Despite the fact that analytical models also simulate the modeled environment throughout their execution, numerical models are often referred to as "simulators". This dissertation adheres to the following convention: The term "simulator" is used only to refer to numerical models. Indeed, the simulators discussed in Sections ‎2.3.1 and ‎2.3.2 are built on a DES, and there are reasons for that. The major distinction between DES and continuous simulation is the time dimension. In a DES, time varies from event to event, and the intervals may be uneven. The state of a system in a DES will only change when an event occurs, and it is by no means directly influenced by time. An edge computing system may be a suitable example of a discrete event approach. The system state only changes when the computation is offloaded, which can happen at any given period of time. Here, the offloading of workload represents the events. In such a scenario, DES may as well be utilized for optimization. It can allow lowering cost and time, satisfying the QoS, solving tasks scheduling problems, improving resources utilization, and so on.

Aside from the temporal difference, DES models differ from continuous models in a few other respects. DES is more concerned with entities than with values that flow through a model. Furthermore, the flow is not required to be uniform, and every entity in the process has its own properties. As a result, DES entities may be sorted using a variety of principles like FIFO, Priority, Time-delayed, or any other sorting methods. Additionally, it allows monitoring every entity to determine service time, resource utilization, among other things.

In summary, DES may be used for the following purposes: designing and analysis of new processes, enhance the performance of current ones and proposing optimization policies or scheduling and planning algorithms (Wang et al., 1995).

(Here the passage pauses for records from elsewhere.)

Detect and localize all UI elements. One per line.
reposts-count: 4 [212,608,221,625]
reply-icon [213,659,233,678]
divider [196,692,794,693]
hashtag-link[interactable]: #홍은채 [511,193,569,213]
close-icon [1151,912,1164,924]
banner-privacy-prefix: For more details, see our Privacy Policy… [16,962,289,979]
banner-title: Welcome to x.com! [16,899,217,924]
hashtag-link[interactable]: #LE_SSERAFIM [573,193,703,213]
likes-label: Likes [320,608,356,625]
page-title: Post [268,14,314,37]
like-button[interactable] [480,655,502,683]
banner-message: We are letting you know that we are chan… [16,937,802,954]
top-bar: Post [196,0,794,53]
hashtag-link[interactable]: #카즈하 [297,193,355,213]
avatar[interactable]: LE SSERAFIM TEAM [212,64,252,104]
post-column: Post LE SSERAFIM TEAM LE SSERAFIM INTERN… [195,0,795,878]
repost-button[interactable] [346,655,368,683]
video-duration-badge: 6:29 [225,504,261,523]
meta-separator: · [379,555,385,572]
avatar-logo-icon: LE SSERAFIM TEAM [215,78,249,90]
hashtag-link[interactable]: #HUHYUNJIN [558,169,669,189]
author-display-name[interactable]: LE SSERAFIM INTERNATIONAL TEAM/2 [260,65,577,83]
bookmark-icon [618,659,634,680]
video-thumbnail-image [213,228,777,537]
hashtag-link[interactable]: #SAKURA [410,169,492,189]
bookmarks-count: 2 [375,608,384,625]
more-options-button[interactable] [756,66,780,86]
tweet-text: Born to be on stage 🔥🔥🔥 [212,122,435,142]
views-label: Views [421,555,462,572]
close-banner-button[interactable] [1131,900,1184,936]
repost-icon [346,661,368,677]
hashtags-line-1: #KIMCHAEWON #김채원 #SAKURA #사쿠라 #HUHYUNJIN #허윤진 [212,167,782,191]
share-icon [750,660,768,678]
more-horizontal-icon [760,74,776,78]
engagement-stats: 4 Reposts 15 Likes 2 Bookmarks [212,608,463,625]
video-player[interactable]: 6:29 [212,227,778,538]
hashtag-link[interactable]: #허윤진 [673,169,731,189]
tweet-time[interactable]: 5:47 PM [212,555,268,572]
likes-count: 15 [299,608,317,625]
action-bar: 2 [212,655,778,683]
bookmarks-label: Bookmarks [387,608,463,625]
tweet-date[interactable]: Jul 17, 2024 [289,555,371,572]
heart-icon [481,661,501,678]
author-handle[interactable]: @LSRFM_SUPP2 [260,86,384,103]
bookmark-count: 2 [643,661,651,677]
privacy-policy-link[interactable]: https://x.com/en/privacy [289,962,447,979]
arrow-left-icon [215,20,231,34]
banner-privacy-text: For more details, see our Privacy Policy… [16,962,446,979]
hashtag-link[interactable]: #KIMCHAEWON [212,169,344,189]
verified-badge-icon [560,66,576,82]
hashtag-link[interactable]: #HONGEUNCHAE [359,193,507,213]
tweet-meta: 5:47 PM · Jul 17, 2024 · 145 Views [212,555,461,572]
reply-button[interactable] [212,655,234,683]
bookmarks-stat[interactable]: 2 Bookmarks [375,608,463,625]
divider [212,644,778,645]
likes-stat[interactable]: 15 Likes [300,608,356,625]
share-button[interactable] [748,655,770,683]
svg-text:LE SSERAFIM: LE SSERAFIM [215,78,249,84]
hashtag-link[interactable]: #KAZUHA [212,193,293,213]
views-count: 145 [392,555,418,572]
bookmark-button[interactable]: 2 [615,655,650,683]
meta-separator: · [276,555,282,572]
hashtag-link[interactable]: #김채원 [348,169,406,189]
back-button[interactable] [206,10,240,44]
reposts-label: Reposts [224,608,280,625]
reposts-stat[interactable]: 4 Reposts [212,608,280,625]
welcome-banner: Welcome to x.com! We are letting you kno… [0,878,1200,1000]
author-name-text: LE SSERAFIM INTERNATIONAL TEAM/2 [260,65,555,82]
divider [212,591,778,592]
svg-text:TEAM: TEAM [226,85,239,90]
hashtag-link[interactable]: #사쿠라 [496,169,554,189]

However, in contrast to analytical models that always produce accurate -although more abstract- results, with DES, sensitive simulations should be performed many times and their output aggregated to minimize the effect of randomness. This situation shows a drawback of numerical models: Their output is not as easily examined. Additionally, numerical models may be very time-consuming, while the execution of analytical ones is typically quick. At this stage, it seems that a hybrid approach combining both analytical and numerical modeling is the best option for modeling large-scale edge computing environments realistically. Nevertheless, as we said previously, modeling itself has a number of drawbacks as well: inaccurate or skewed assumptions might result in an erroneous outcome. This is particularly true in edge computing, as there are nearly no comparable real-world infrastructure deployments (Kecskemeti et al., 2017; Svorobej et al., 2019). Hence, we are building a simulator for an upcoming system for which no real data is available for comparison, complicating the validation process. One way around this is to rely on an existing network simulator, but as we shall see later, such simulators model the network in such depth that performance is sacrificed. Because edge computing systems can be thought of as a kind of cloud close to the ground, the alternative way, which we opted for, is to rely on a renowned and reliable cloud computing simulator. This will result in a robust codebase for modeling computational tasks, which can subsequently be extended to model edge computing heterogenous and distributed resources.

1.5 Conclusion Throughout this chapter, we have presented a quick introduction to edge computing and simulation and outlined the relevant concepts. We started with an overview of this computing paradigm, the rationale behind it, and its similarities and differences with respect to the many related computing models. Then we discussed the fundamental notions and definitions of simulation and modeling in general. We also emphasized the key elements of our approach, such as the adoption of a hybrid model and the extension of a renowned and reliable cloud computing simulator. The following chapter will present the existing work and place the contributions of this dissertation in the proper context.